Auditable by construction

Because the runtime is local and every layer leaves a trace, the trust claims are checkable rather than asserted:

GET /v1/cognitive/uplift returns a window-aggregated snapshot of what each cognitive layer contributed, mirrored by secondbrain_*_total Prometheus counters. If a layer never fires, its counter stays at zero and you can see it.
GET /v1/audit/event_log tails the workspace event log and filters to a single trajectory — so a session that went sideways can be replayed instead of guessed at.
Multi-tenancy behind SB_MULTI_TENANT=1 gives each workspace its own token, vault, and state, so one machine can serve several isolated projects.

The whole memory contract is pinned in the OpenAPI file at contracts/memory_api_v1.yaml, and a single end-to-end test (tests/test_memory_api_v1_e2e.py) asserts the Citation-envelope invariant on every memory-bearing response. The promise is enforced in CI, not just in prose.

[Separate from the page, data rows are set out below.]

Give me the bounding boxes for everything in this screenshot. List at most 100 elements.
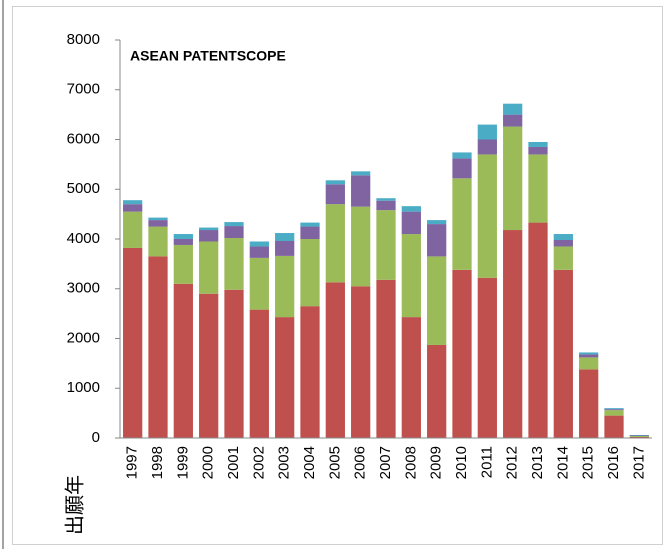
bar-segment bbox=[275, 317, 294, 438]
bar-segment bbox=[402, 234, 421, 317]
bar-segment bbox=[123, 212, 142, 248]
bar-segment bbox=[503, 127, 522, 230]
bar-segment bbox=[554, 234, 573, 240]
chart-title: ASEAN PATENTSCOPE bbox=[130, 48, 286, 64]
bar-segment bbox=[528, 147, 547, 154]
bar-segment bbox=[503, 104, 522, 115]
bar-segment bbox=[326, 184, 345, 204]
bar-segment bbox=[427, 256, 446, 345]
x-tick-label: 1997 bbox=[124, 446, 141, 479]
bar-segment bbox=[427, 220, 446, 224]
bar-segment bbox=[300, 223, 319, 227]
bar-segment bbox=[452, 158, 471, 178]
bar-segment bbox=[528, 223, 547, 438]
bar-segment bbox=[402, 206, 421, 211]
y-tick-label: 1000 bbox=[67, 379, 100, 396]
bar-segment bbox=[579, 357, 598, 369]
bar-segment bbox=[326, 180, 345, 184]
bar-segment bbox=[224, 290, 243, 438]
bar-segment bbox=[123, 204, 142, 211]
bar-segment bbox=[275, 256, 294, 317]
bar-segment bbox=[148, 220, 167, 226]
bar-segment bbox=[376, 198, 395, 200]
x-tick-label: 2009 bbox=[428, 446, 445, 479]
bar-segment bbox=[503, 115, 522, 127]
x-tick-label: 2006 bbox=[352, 446, 369, 479]
x-tick-label: 2002 bbox=[250, 446, 267, 479]
bar-segment bbox=[174, 234, 193, 239]
x-tick-label: 2008 bbox=[402, 446, 419, 479]
bar-segment bbox=[351, 286, 370, 438]
bar-segment bbox=[174, 245, 193, 284]
bar-segment bbox=[452, 178, 471, 270]
bar-segment bbox=[604, 408, 623, 409]
bar-segment bbox=[250, 258, 269, 310]
bar-segment bbox=[199, 241, 218, 293]
x-tick-label: 2000 bbox=[200, 446, 217, 479]
x-tick-label: 2005 bbox=[326, 446, 343, 479]
bar-segment bbox=[250, 310, 269, 438]
y-tick-label: 0 bbox=[92, 429, 100, 446]
bar-segment bbox=[604, 416, 623, 438]
bar-segment bbox=[148, 227, 167, 257]
x-tick-label: 2004 bbox=[301, 446, 318, 479]
bar-segment bbox=[503, 230, 522, 438]
bar-segment bbox=[528, 154, 547, 222]
bar-segment bbox=[478, 125, 497, 140]
x-tick-label: 2010 bbox=[453, 446, 470, 479]
bar-segment bbox=[148, 218, 167, 220]
bar-segment bbox=[604, 410, 623, 415]
bar-segment bbox=[326, 204, 345, 282]
bar-segment bbox=[452, 152, 471, 158]
bar-segment bbox=[174, 239, 193, 245]
bar-segment bbox=[174, 284, 193, 438]
y-tick-label: 5000 bbox=[67, 180, 100, 197]
bar-segment bbox=[123, 200, 142, 204]
bar-segment bbox=[250, 246, 269, 257]
bar-segment bbox=[224, 238, 243, 290]
bar-segment bbox=[351, 207, 370, 287]
bar-segment bbox=[376, 201, 395, 210]
bar-segment bbox=[148, 256, 167, 438]
bar-segment bbox=[199, 228, 218, 230]
y-tick-label: 2000 bbox=[67, 329, 100, 346]
bar-segment bbox=[326, 282, 345, 438]
bar-segment bbox=[300, 239, 319, 306]
bar-segment bbox=[554, 270, 573, 438]
bar-segment bbox=[528, 142, 547, 147]
bar-segment bbox=[604, 409, 623, 410]
bar-segment bbox=[402, 317, 421, 438]
bar-segment bbox=[427, 224, 446, 256]
bar-segment bbox=[478, 154, 497, 277]
y-tick-label: 6000 bbox=[67, 130, 100, 147]
bar-segment bbox=[478, 140, 497, 155]
bar-segment bbox=[224, 222, 243, 226]
bar-segment bbox=[123, 248, 142, 438]
bar-segment bbox=[300, 227, 319, 239]
bar-segment bbox=[224, 226, 243, 238]
x-tick-label: 2017 bbox=[630, 446, 647, 479]
bar-segment bbox=[199, 230, 218, 241]
bar-segment bbox=[554, 246, 573, 269]
bar-segment bbox=[351, 175, 370, 206]
bar-segment bbox=[199, 294, 218, 438]
bar-segment bbox=[250, 241, 269, 246]
x-axis-label: 出願年 bbox=[63, 475, 86, 535]
bar-segment bbox=[376, 210, 395, 280]
x-tick-label: 2007 bbox=[377, 446, 394, 479]
bar-segment bbox=[630, 436, 649, 437]
x-tick-label: 1999 bbox=[174, 446, 191, 479]
y-tick-label: 4000 bbox=[67, 230, 100, 247]
bar-segment bbox=[275, 241, 294, 256]
bar-segment bbox=[427, 345, 446, 438]
bar-segment bbox=[376, 280, 395, 438]
y-tick-label: 8000 bbox=[67, 31, 100, 48]
y-tick-label: 3000 bbox=[67, 280, 100, 297]
y-tick-label: 7000 bbox=[67, 81, 100, 98]
bar-segment bbox=[478, 278, 497, 438]
bar-segment bbox=[402, 212, 421, 234]
bar-segment bbox=[579, 369, 598, 438]
x-tick-label: 2016 bbox=[605, 446, 622, 479]
bar-segment bbox=[579, 354, 598, 357]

Run it and point an agent at it

The Docker quickstart brings up sb serve with the Memory API live in one command — no provider key required for the first grounded answer, because retrieval and citations don’t need an LLM:

git clone https://github.com/contextosai/SecondBrain-collab.git
cd SecondBrain-collab
 
make quickstart-docker
# Memory API is now live at http://localhost:8765/v1/

From there, ingest your notes or repo docs with secondbrain_ingest, then have your agent call secondbrain_recall or secondbrain_pack before it answers. The first time Claude Code cites the exact decision file behind a suggestion instead of hand-waving, the difference is obvious.